The late Jimmy Kaquitts, guitar-strumming rodeo cowboy and storyteller, was director of the Stoney Cultural Education Program back then.
He was also a really good cartoonist. He created one of the first books in his language to use the recently developed Stoney Nakoda writing system.
Mnogedu Timânîbi: Little Bear Goes on Summer Holidays, celebrated some of the old ways, such as traditional dancing, that give Stoney students so much fun when classes are out. (See my column for August 11, 2010).
But the book and the programs Jimmy directed were about more than song and dance. They pointed to a learning style that had served his people well for countless generations, a style of learning that respected the oral teachings of the Elders, a way of acquiring the knowledge and skills necessary to serve one’s community well as an adult that was grounded in careful observation and listening.
This style of learning thrived on the stories and examples of older folks who understood and practiced the time-tested values that defined Stoney Nakoda identity. The classroom for this kind of learning was the home, the community and Nature’s university.
And when the teachings required words, those words were in the spoken Stoney Nakoda language.
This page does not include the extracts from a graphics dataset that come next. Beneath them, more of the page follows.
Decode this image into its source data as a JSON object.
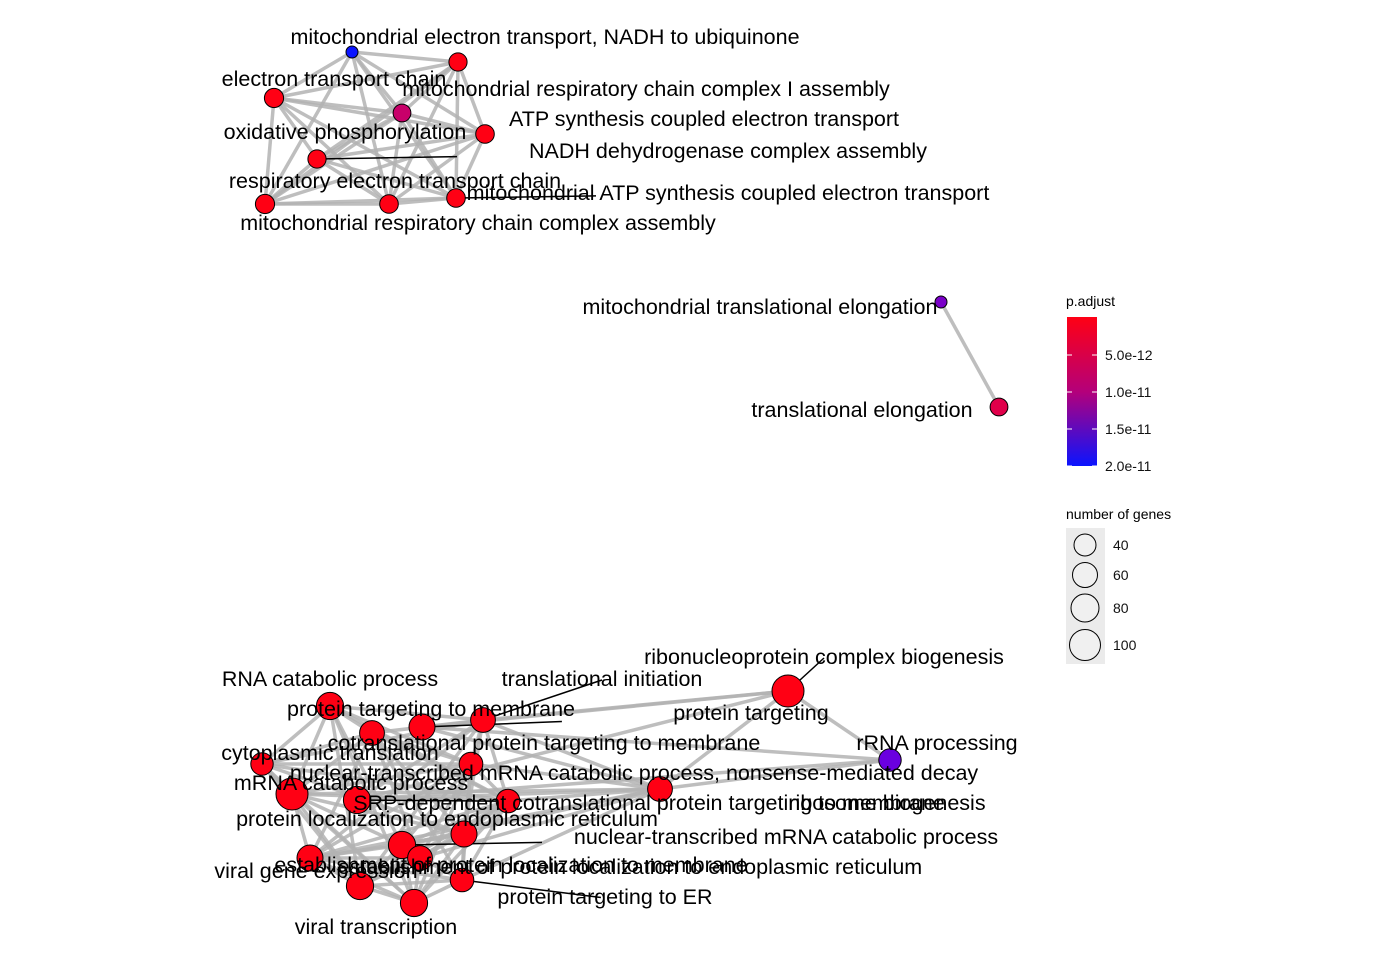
{
  "nodes": [
    {
      "id": "n1",
      "label": "mitochondrial electron transport, NADH to ubiquinone",
      "color": "#0a14ff",
      "size": 16
    },
    {
      "id": "n2",
      "label": "electron transport chain",
      "color": "#ff0014",
      "size": 46
    },
    {
      "id": "n3",
      "label": "mitochondrial respiratory chain complex I assembly",
      "color": "#c8006a",
      "size": 40
    },
    {
      "id": "n4",
      "label": "ATP synthesis coupled electron transport",
      "color": "#ff0014",
      "size": 44
    },
    {
      "id": "n5",
      "label": "oxidative phosphorylation",
      "color": "#ff0014",
      "size": 42
    },
    {
      "id": "n6",
      "label": "NADH dehydrogenase complex assembly",
      "color": "#ff0014",
      "size": 42
    },
    {
      "id": "n7",
      "label": "respiratory electron transport chain",
      "color": "#ff0014",
      "size": 46
    },
    {
      "id": "n8",
      "label": "mitochondrial ATP synthesis coupled electron transport",
      "color": "#ff0014",
      "size": 44
    },
    {
      "id": "n9",
      "label": "mitochondrial respiratory chain complex assembly",
      "color": "#ff0014",
      "size": 44
    },
    {
      "id": "n10",
      "label": "mitochondrial translational elongation",
      "color": "#7a00c8",
      "size": 16
    },
    {
      "id": "n11",
      "label": "translational elongation",
      "color": "#e0004a",
      "size": 40
    },
    {
      "id": "n12",
      "label": "RNA catabolic process",
      "color": "#ff0014",
      "size": 80
    },
    {
      "id": "n13",
      "label": "translational initiation",
      "color": "#ff0014",
      "size": 70
    },
    {
      "id": "n14",
      "label": "ribonucleoprotein complex biogenesis",
      "color": "#ff0014",
      "size": 100
    },
    {
      "id": "n15",
      "label": "protein targeting to membrane",
      "color": "#ff0014",
      "size": 70
    },
    {
      "id": "n16",
      "label": "protein targeting",
      "color": "#ff0014",
      "size": 75
    },
    {
      "id": "n17",
      "label": "cotranslational protein targeting to membrane",
      "color": "#ff0014",
      "size": 65
    },
    {
      "id": "n18",
      "label": "rRNA processing",
      "color": "#6a00e0",
      "size": 60
    },
    {
      "id": "n19",
      "label": "cytoplasmic translation",
      "color": "#ff0014",
      "size": 60
    },
    {
      "id": "n20",
      "label": "nuclear-transcribed mRNA catabolic process, nonsense-mediated decay",
      "color": "#ff0014",
      "size": 70
    },
    {
      "id": "n21",
      "label": "mRNA catabolic process",
      "color": "#ff0014",
      "size": 100
    },
    {
      "id": "n22",
      "label": "SRP-dependent cotranslational protein targeting to membrane",
      "color": "#ff0014",
      "size": 65
    },
    {
      "id": "n23",
      "label": "ribosome biogenesis",
      "color": "#ff0014",
      "size": 80
    },
    {
      "id": "n24",
      "label": "protein localization to endoplasmic reticulum",
      "color": "#ff0014",
      "size": 75
    },
    {
      "id": "n25",
      "label": "nuclear-transcribed mRNA catabolic process",
      "color": "#ff0014",
      "size": 80
    },
    {
      "id": "n26",
      "label": "establishment of protein localization to membrane",
      "color": "#ff0014",
      "size": 75
    },
    {
      "id": "n27",
      "label": "establishment of protein localization to endoplasmic reticulum",
      "color": "#ff0014",
      "size": 70
    },
    {
      "id": "n28",
      "label": "viral gene expression",
      "color": "#ff0014",
      "size": 80
    },
    {
      "id": "n29",
      "label": "protein targeting to ER",
      "color": "#ff0014",
      "size": 65
    },
    {
      "id": "n30",
      "label": "viral transcription",
      "color": "#ff0014",
      "size": 80
    }
  ],
  "edges": [
    [
      "n1",
      "n2"
    ],
    [
      "n1",
      "n3"
    ],
    [
      "n1",
      "n4"
    ],
    [
      "n1",
      "n5"
    ],
    [
      "n1",
      "n8"
    ],
    [
      "n1",
      "n9"
    ],
    [
      "n1",
      "n7"
    ],
    [
      "n2",
      "n3"
    ],
    [
      "n2",
      "n4"
    ],
    [
      "n2",
      "n5"
    ],
    [
      "n2",
      "n6"
    ],
    [
      "n2",
      "n7"
    ],
    [
      "n2",
      "n8"
    ],
    [
      "n2",
      "n9"
    ],
    [
      "n3",
      "n4"
    ],
    [
      "n3",
      "n5"
    ],
    [
      "n3",
      "n6"
    ],
    [
      "n3",
      "n7"
    ],
    [
      "n3",
      "n8"
    ],
    [
      "n3",
      "n9"
    ],
    [
      "n4",
      "n5"
    ],
    [
      "n4",
      "n6"
    ],
    [
      "n4",
      "n7"
    ],
    [
      "n4",
      "n8"
    ],
    [
      "n4",
      "n9"
    ],
    [
      "n5",
      "n6"
    ],
    [
      "n5",
      "n7"
    ],
    [
      "n5",
      "n8"
    ],
    [
      "n5",
      "n9"
    ],
    [
      "n6",
      "n7"
    ],
    [
      "n6",
      "n8"
    ],
    [
      "n6",
      "n9"
    ],
    [
      "n7",
      "n8"
    ],
    [
      "n7",
      "n9"
    ],
    [
      "n8",
      "n9"
    ],
    [
      "n10",
      "n11"
    ],
    [
      "n14",
      "n16"
    ],
    [
      "n14",
      "n18"
    ],
    [
      "n14",
      "n23"
    ],
    [
      "n14",
      "n13"
    ],
    [
      "n14",
      "n20"
    ],
    [
      "n16",
      "n18"
    ],
    [
      "n16",
      "n23"
    ],
    [
      "n18",
      "n23"
    ],
    [
      "n18",
      "n20"
    ],
    [
      "n12",
      "n13"
    ],
    [
      "n12",
      "n15"
    ],
    [
      "n12",
      "n17"
    ],
    [
      "n12",
      "n19"
    ],
    [
      "n12",
      "n21"
    ],
    [
      "n12",
      "n22"
    ],
    [
      "n12",
      "n25"
    ],
    [
      "n12",
      "n28"
    ],
    [
      "n12",
      "n30"
    ],
    [
      "n13",
      "n15"
    ],
    [
      "n13",
      "n17"
    ],
    [
      "n13",
      "n19"
    ],
    [
      "n13",
      "n20"
    ],
    [
      "n13",
      "n22"
    ],
    [
      "n13",
      "n23"
    ],
    [
      "n13",
      "n24"
    ],
    [
      "n13",
      "n26"
    ],
    [
      "n13",
      "n28"
    ],
    [
      "n15",
      "n17"
    ],
    [
      "n15",
      "n19"
    ],
    [
      "n15",
      "n21"
    ],
    [
      "n15",
      "n22"
    ],
    [
      "n15",
      "n24"
    ],
    [
      "n15",
      "n26"
    ],
    [
      "n15",
      "n27"
    ],
    [
      "n15",
      "n29"
    ],
    [
      "n17",
      "n19"
    ],
    [
      "n17",
      "n20"
    ],
    [
      "n17",
      "n21"
    ],
    [
      "n17",
      "n22"
    ],
    [
      "n17",
      "n24"
    ],
    [
      "n17",
      "n25"
    ],
    [
      "n17",
      "n26"
    ],
    [
      "n17",
      "n27"
    ],
    [
      "n17",
      "n29"
    ],
    [
      "n17",
      "n30"
    ],
    [
      "n19",
      "n21"
    ],
    [
      "n19",
      "n22"
    ],
    [
      "n19",
      "n24"
    ],
    [
      "n19",
      "n28"
    ],
    [
      "n19",
      "n30"
    ],
    [
      "n20",
      "n21"
    ],
    [
      "n20",
      "n22"
    ],
    [
      "n20",
      "n23"
    ],
    [
      "n20",
      "n25"
    ],
    [
      "n20",
      "n26"
    ],
    [
      "n20",
      "n27"
    ],
    [
      "n20",
      "n29"
    ],
    [
      "n20",
      "n16"
    ],
    [
      "n21",
      "n22"
    ],
    [
      "n21",
      "n24"
    ],
    [
      "n21",
      "n25"
    ],
    [
      "n21",
      "n26"
    ],
    [
      "n21",
      "n28"
    ],
    [
      "n21",
      "n30"
    ],
    [
      "n22",
      "n24"
    ],
    [
      "n22",
      "n25"
    ],
    [
      "n22",
      "n26"
    ],
    [
      "n22",
      "n27"
    ],
    [
      "n22",
      "n28"
    ],
    [
      "n22",
      "n29"
    ],
    [
      "n22",
      "n30"
    ],
    [
      "n24",
      "n25"
    ],
    [
      "n24",
      "n26"
    ],
    [
      "n24",
      "n27"
    ],
    [
      "n24",
      "n28"
    ],
    [
      "n24",
      "n29"
    ],
    [
      "n24",
      "n30"
    ],
    [
      "n25",
      "n26"
    ],
    [
      "n25",
      "n27"
    ],
    [
      "n25",
      "n28"
    ],
    [
      "n25",
      "n29"
    ],
    [
      "n25",
      "n30"
    ],
    [
      "n26",
      "n27"
    ],
    [
      "n26",
      "n28"
    ],
    [
      "n26",
      "n29"
    ],
    [
      "n26",
      "n30"
    ],
    [
      "n27",
      "n28"
    ],
    [
      "n27",
      "n29"
    ],
    [
      "n27",
      "n30"
    ],
    [
      "n28",
      "n29"
    ],
    [
      "n28",
      "n30"
    ],
    [
      "n29",
      "n30"
    ]
  ],
  "legend": {
    "color_title": "p.adjust",
    "color_ticks": [
      "5.0e-12",
      "1.0e-11",
      "1.5e-11",
      "2.0e-11"
    ],
    "gradient_top": "#ff0014",
    "gradient_bottom": "#0a14ff",
    "size_title": "number of genes",
    "size_ticks": [
      40,
      60,
      80,
      100
    ]
  }
}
The Elders themselves were the textbooks.
This wisdom was at the heart of a Stoney Nakoda language curriculum development meeting I attended last week at the Morley Community School as linguistic consultant.
The ten members of the committee, mostly Stoney speakers, were in agreement that this part of the school curriculum was not there to replace the Elders, but to serve them.
This could be best done, they said, not by having the school staff teach any one way of speaking Stoney in the classroom as the only way, but by equipping the students with the skills and tools that would help them learn the language and stories from family and community Elders themselves who are the true trustees and teachers of the Stoney Way.
These skills and tools would include the use of digital recording equipment as well as the Stoney writing system.
Classroom instruction in the language itself would focus on learning those words and phrases that would best enable students to interact respectfully with their true teachers of the Stoney Way outside the classroom.
Based on this approach, then, students could even produce their own written family story books and dictionaries in Stoney, as well as videos of their family’s storytellers. The role of the classroom teacher in all of this would be to guide the students in applying these family-based learning strategies.
Elder Tina Fox, a voice for wisdom on the Stoney Nakoda language curriculum committee, captured the spirit of this approach when she said: “If we lose our language, we lose ourselves.”
She supported that view with two traditional teachings: Îyethka henîcha ze gikthiyam, “Remember your Stoney roots,” and Wa’ahogipam, “Show respect.”
And that’s exactly what this Elder-based approach to the Stoney-Nakoda language curriculum is all about.